Filters
Filters are operations that can be defined under preprocessors. Preprocessors should be written as an array of filters. TIM applies alls filters in a specified order (i.e. with the AND operation in between array items). There are two main categories of filters: row filters and column filters. Currently only a categorical filter is supported.
Row filters
Category filter
For a specified categorical column, this filter enables the selection of only those rows with a specific value. Currently only group keys of panel data are supported. Training models only on a small subset of the existing groups saves training time, which can be useful when a user wants to forecast only those specific groups.

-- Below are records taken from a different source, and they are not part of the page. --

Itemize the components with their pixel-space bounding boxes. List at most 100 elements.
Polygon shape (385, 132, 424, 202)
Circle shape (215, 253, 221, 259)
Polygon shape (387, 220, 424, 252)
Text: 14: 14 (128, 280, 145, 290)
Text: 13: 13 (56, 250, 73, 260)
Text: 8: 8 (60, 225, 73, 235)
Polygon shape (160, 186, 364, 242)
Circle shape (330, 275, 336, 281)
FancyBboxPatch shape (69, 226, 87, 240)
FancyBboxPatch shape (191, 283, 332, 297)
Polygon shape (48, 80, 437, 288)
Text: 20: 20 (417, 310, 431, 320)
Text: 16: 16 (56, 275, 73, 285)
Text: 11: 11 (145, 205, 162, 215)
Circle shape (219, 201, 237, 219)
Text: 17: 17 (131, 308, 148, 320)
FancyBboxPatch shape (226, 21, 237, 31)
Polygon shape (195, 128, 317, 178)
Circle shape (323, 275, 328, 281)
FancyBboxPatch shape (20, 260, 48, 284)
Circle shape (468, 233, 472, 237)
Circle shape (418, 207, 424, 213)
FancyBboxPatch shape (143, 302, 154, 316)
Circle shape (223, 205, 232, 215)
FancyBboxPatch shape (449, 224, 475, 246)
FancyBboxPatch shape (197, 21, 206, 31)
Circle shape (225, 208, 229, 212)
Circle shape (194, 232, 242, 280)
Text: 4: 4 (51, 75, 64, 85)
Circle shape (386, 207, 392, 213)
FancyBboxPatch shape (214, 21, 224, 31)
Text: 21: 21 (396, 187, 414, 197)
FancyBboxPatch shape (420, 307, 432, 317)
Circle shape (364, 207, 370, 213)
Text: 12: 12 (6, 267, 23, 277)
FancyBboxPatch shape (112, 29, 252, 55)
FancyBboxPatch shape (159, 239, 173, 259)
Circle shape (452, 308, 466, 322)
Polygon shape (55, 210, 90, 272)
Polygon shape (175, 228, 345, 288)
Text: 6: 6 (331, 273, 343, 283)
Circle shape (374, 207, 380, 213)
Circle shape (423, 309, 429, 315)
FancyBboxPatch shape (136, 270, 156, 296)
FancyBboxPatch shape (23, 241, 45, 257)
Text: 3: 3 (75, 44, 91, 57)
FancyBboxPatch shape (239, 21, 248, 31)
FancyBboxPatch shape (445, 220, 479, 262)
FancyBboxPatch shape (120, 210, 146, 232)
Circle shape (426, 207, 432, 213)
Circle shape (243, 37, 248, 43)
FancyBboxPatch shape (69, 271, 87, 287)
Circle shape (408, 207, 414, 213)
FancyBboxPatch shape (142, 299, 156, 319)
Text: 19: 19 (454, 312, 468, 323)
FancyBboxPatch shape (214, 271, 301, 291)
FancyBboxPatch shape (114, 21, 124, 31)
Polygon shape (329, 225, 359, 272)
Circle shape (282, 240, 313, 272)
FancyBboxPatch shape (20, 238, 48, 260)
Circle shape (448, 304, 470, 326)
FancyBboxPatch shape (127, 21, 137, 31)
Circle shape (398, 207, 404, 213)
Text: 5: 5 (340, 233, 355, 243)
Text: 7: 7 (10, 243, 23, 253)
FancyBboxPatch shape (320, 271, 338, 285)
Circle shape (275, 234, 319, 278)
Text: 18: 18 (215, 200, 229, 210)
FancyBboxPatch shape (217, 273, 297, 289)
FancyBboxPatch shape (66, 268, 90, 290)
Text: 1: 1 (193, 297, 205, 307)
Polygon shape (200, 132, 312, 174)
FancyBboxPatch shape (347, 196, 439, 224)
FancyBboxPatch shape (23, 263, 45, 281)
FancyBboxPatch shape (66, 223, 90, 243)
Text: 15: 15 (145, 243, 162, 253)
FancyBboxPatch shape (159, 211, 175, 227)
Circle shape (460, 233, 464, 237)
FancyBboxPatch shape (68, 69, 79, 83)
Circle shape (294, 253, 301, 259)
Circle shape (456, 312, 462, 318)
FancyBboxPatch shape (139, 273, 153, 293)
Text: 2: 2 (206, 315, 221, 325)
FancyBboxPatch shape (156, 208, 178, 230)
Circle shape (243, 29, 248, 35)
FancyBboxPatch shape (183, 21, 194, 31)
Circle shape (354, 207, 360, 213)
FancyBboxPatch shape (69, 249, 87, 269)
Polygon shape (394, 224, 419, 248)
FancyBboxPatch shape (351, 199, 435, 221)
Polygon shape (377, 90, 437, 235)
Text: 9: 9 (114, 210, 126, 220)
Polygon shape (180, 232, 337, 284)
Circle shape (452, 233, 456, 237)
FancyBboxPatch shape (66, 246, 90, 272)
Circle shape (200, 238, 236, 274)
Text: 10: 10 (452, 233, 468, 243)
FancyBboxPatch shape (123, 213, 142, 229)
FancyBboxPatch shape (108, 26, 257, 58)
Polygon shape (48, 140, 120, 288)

There are two possibilities for setting a categorical filter: a simple and complex filter.
Simple filter
A simple category filter contains only a single filter object, with the relevant column name and categories that should be filtered. Categories can be expressed both as Integers and as Strings.
{
"type" : "CategoryFilter",
"value": {
"column": "ColumnName_1",
"categories": [1, 2, 3]
}
}
Complex filter
A complex category filter allows for the definition of more complex filtering, enabling both AND and OR operations between filters. Such a filter is written as an array of arrays of filter values. In the inner arrays, filters are combined using the AND operation; between those inner arrays, (sets of) filters are combined using the OR operation.
The following example selects only those rows where
- the values of ColumnName_1 are 1 or 2,
- AND the values of ColumnName_2 are "a" or "b",
OR the rows where
- the values of ColumnName_1 are 3 or 4,
- AND the values of ColumnName_2 are "c" or "d".
Schematically, this means:
( ColumnName_1 in [1, 2] AND ColumnName_2 in ["a", "b"] )
OR
( ColumnName_1 in [3, 4] AND ColumnName_2 in ["c", "d"] )
The JSON for passing this set of filters to the TIM API looks like this:
{
"type" : "CategoryFilter",
"value": [
[
{
"column": "ColumnName_1",
"categories": [1, 2]
},
{
"column": "ColumnName_2",
"categories": ["a", "b"]
}
],
[
{
"column": "ColumnName_1",
"categories": [3, 4]
},
{
"column": "ColumnName_2",
"categories": ["c", "d"]
}
]
]
}
Column filters
These filters are currently not available in the preprocessors; it is only possible to manually list those columns that should be returned.